I'm happy to send you a copy of VIC JD to compare.

Jim

[Mike]

I'm happy to send you a copy of VIC JD to compare.

That shouldn't be necessary. IIRC, JD does have a somewhat changed reset routine - with a shortened RAM test for a faster startup with bigger RAM expansions - so things like this are bound to happen.

As I wrote in an earlier post: when testing new hardware, it's a good idea to reduce the number of unknowns. The unexpected behaviour of JD with 'max.prg' is just a point in case.

[brain]

I understand. It's just that navigating d64 images and such to run some of these tests is exceedingly difficult without a working wedge, and having to open15,10,15,"cd:....":close 15... to try them out greatly increases the test cycle at times.

Jim

[Mike]

Point taken. However, as you've already announced to -

[...] write some apps to play with the expansion.

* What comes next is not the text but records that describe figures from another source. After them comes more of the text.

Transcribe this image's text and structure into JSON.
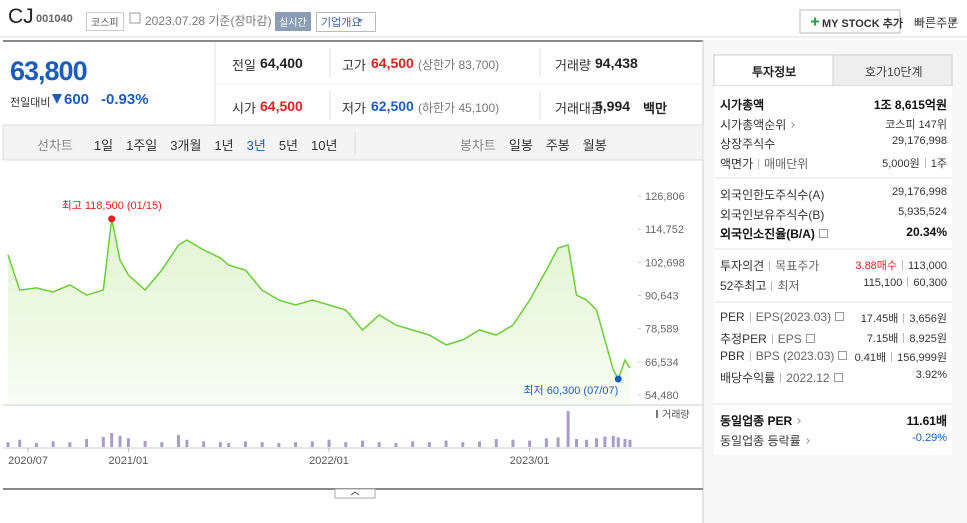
{
  "header": {
    "name": "CJ",
    "code": "001040",
    "market": "코스피",
    "date": "2023.07.28 기준(장마감)",
    "realtime": "실시간",
    "company_info": "기업개요",
    "my_stock": "MY STOCK 추가",
    "quick_order": "빠른주문"
  },
  "price": {
    "current": "63,800",
    "change_label": "전일대비",
    "change": "600",
    "change_rate": "-0.93%"
  },
  "summary": [
    [
      {
        "label": "전일",
        "value": "64,400"
      },
      {
        "label": "고가",
        "value": "64,500",
        "color": "#e02020",
        "note": "(상한가 83,700)"
      },
      {
        "label": "거래량",
        "value": "94,438"
      }
    ],
    [
      {
        "label": "시가",
        "value": "64,500",
        "color": "#e02020"
      },
      {
        "label": "저가",
        "value": "62,500",
        "color": "#1a5dbe",
        "note": "(하한가 45,100)"
      },
      {
        "label": "거래대금",
        "value": "5,994",
        "unit": "백만"
      }
    ]
  ],
  "chart_tabs": {
    "line_label": "선차트",
    "line": [
      "1일",
      "1주일",
      "3개월",
      "1년",
      "3년",
      "5년",
      "10년"
    ],
    "selected": "3년",
    "candle_label": "봉차트",
    "candle": [
      "일봉",
      "주봉",
      "월봉"
    ]
  },
  "chart_data": {
    "type": "line",
    "color": "#6dcc3a",
    "x": [
      -1.2,
      -0.5,
      0.5,
      1.5,
      2.5,
      3.5,
      4.5,
      5,
      5.5,
      6,
      7,
      8,
      9,
      9.5,
      10.5,
      11.5,
      12,
      13,
      14,
      15,
      16,
      17,
      18,
      19,
      20,
      21,
      22,
      23,
      24,
      25,
      26,
      27,
      28,
      29,
      30,
      31,
      31.7,
      32.3,
      32.8,
      33.4,
      34,
      34.5,
      35,
      35.3,
      35.7,
      36
    ],
    "values": [
      105400,
      92600,
      93400,
      91900,
      94500,
      90800,
      92600,
      118500,
      103500,
      98100,
      92600,
      99900,
      109000,
      110800,
      107200,
      104300,
      101700,
      99900,
      92600,
      89000,
      87200,
      89000,
      87200,
      85400,
      78100,
      83600,
      79900,
      78100,
      76300,
      72700,
      74500,
      78100,
      76300,
      79900,
      89000,
      99900,
      107900,
      109000,
      90800,
      89000,
      85400,
      74500,
      63600,
      60300,
      67200,
      64300
    ],
    "xlim": [
      -1.2,
      36.3
    ],
    "ylim": [
      54480,
      126806
    ],
    "yticks": [
      {
        "value": 54480,
        "label": "54,480"
      },
      {
        "value": 66534,
        "label": "66,534"
      },
      {
        "value": 78589,
        "label": "78,589"
      },
      {
        "value": 90643,
        "label": "90,643"
      },
      {
        "value": 102698,
        "label": "102,698"
      },
      {
        "value": 114752,
        "label": "114,752"
      },
      {
        "value": 126806,
        "label": "126,806"
      }
    ],
    "xticks": [
      {
        "value": 0,
        "label": "2020/07"
      },
      {
        "value": 6,
        "label": "2021/01"
      },
      {
        "value": 18,
        "label": "2022/01"
      },
      {
        "value": 30,
        "label": "2023/01"
      }
    ],
    "annotations": [
      {
        "text": "최고 118,500 (01/15)",
        "x": 5,
        "value": 118500,
        "color": "#e02020"
      },
      {
        "text": "최저 60,300 (07/07)",
        "x": 35.3,
        "value": 60300,
        "color": "#1a5dbe"
      }
    ],
    "volume": {
      "label": "거래량",
      "color": "#a99cc8",
      "ylim": [
        0,
        100
      ],
      "values": [
        12,
        18,
        10,
        14,
        12,
        20,
        25,
        35,
        28,
        22,
        15,
        12,
        30,
        18,
        14,
        12,
        10,
        14,
        12,
        10,
        12,
        14,
        18,
        12,
        16,
        12,
        10,
        14,
        12,
        16,
        12,
        14,
        20,
        18,
        16,
        22,
        24,
        90,
        20,
        18,
        22,
        26,
        28,
        24,
        20,
        18
      ]
    }
  },
  "info_tabs": [
    "투자정보",
    "호가10단계"
  ],
  "info": [
    [
      {
        "labels": [
          "시가총액"
        ],
        "values": [
          "1조 8,615억원"
        ],
        "bold": true
      },
      {
        "labels": [
          "시가총액순위"
        ],
        "values": [
          "코스피 147위"
        ],
        "link": true
      },
      {
        "labels": [
          "상장주식수"
        ],
        "values": [
          "29,176,998"
        ]
      },
      {
        "labels": [
          "액면가",
          "매매단위"
        ],
        "values": [
          "5,000원",
          "1주"
        ]
      }
    ],
    [
      {
        "labels": [
          "외국인한도주식수(A)"
        ],
        "values": [
          "29,176,998"
        ]
      },
      {
        "labels": [
          "외국인보유주식수(B)"
        ],
        "values": [
          "5,935,524"
        ]
      },
      {
        "labels": [
          "외국인소진율(B/A)"
        ],
        "values": [
          "20.34%"
        ],
        "bold": true,
        "help": true
      }
    ],
    [
      {
        "labels": [
          "투자의견",
          "목표주가"
        ],
        "values": [
          "3.88매수",
          "113,000"
        ],
        "highlight": "#e02020"
      },
      {
        "labels": [
          "52주최고",
          "최저"
        ],
        "values": [
          "115,100",
          "60,300"
        ]
      }
    ],
    [
      {
        "labels": [
          "PER",
          "EPS(2023.03)"
        ],
        "values": [
          "17.45배",
          "3,656원"
        ],
        "help": true
      },
      {
        "labels": [
          "추정PER",
          "EPS"
        ],
        "values": [
          "7.15배",
          "8,925원"
        ],
        "help": true
      },
      {
        "labels": [
          "PBR",
          "BPS (2023.03)"
        ],
        "values": [
          "0.41배",
          "156,999원"
        ],
        "help": true
      },
      {
        "labels": [
          "배당수익률",
          "2022.12"
        ],
        "values": [
          "3.92%"
        ],
        "help": true
      }
    ],
    [
      {
        "labels": [
          "동일업종 PER"
        ],
        "values": [
          "11.61배"
        ],
        "bold": true,
        "link": true
      },
      {
        "labels": [
          "동일업종 등락률"
        ],
        "values": [
          "-0.29%"
        ],
        "link": true,
        "highlight": "#1a5dbe"
      }
    ]
  ]
}
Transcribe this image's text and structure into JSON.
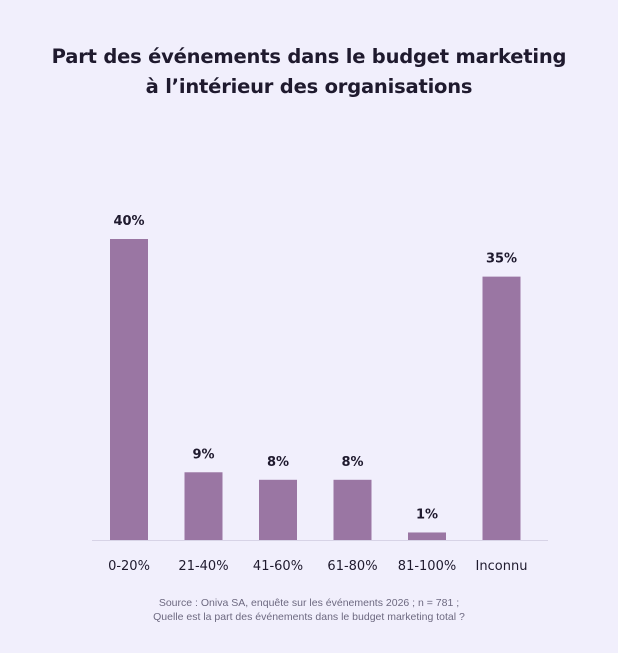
{
  "chart_data": {
    "type": "bar",
    "title": [
      "Part des événements dans le budget marketing",
      "à l’intérieur des organisations"
    ],
    "categories": [
      "0-20%",
      "21-40%",
      "41-60%",
      "61-80%",
      "81-100%",
      "Inconnu"
    ],
    "values": [
      40,
      9,
      8,
      8,
      1,
      35
    ],
    "value_suffix": "%",
    "ylim": [
      0,
      40
    ],
    "grid": false,
    "legend": "none",
    "bar_color": "#9a76a3",
    "label_color": "#1f1a2e",
    "axis_color": "#d7d3e6"
  },
  "source": {
    "line1": "Source : Oniva SA, enquête sur les événements 2026 ; n = 781 ;",
    "line2": "Quelle est la part des événements dans le budget marketing total ?"
  }
}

- an adapted version of max.prg that interworks better with JD, or a version of the JD KERNAL that automatically includes the 3K extra RAM, should anyhow be on your to-do list.

[brain]

You may be underestimating my programming skills.

In any event, one hurdle remains. I need to timeslice the memory access system so that I can fit a pull of color memory during the VIC half cycle. I've put a fast oscillator into the board now (footprint was already there), and am working on that aspect. I suspect I'll break the board again for a bit while I fit this extra memory access into the mix.

Jim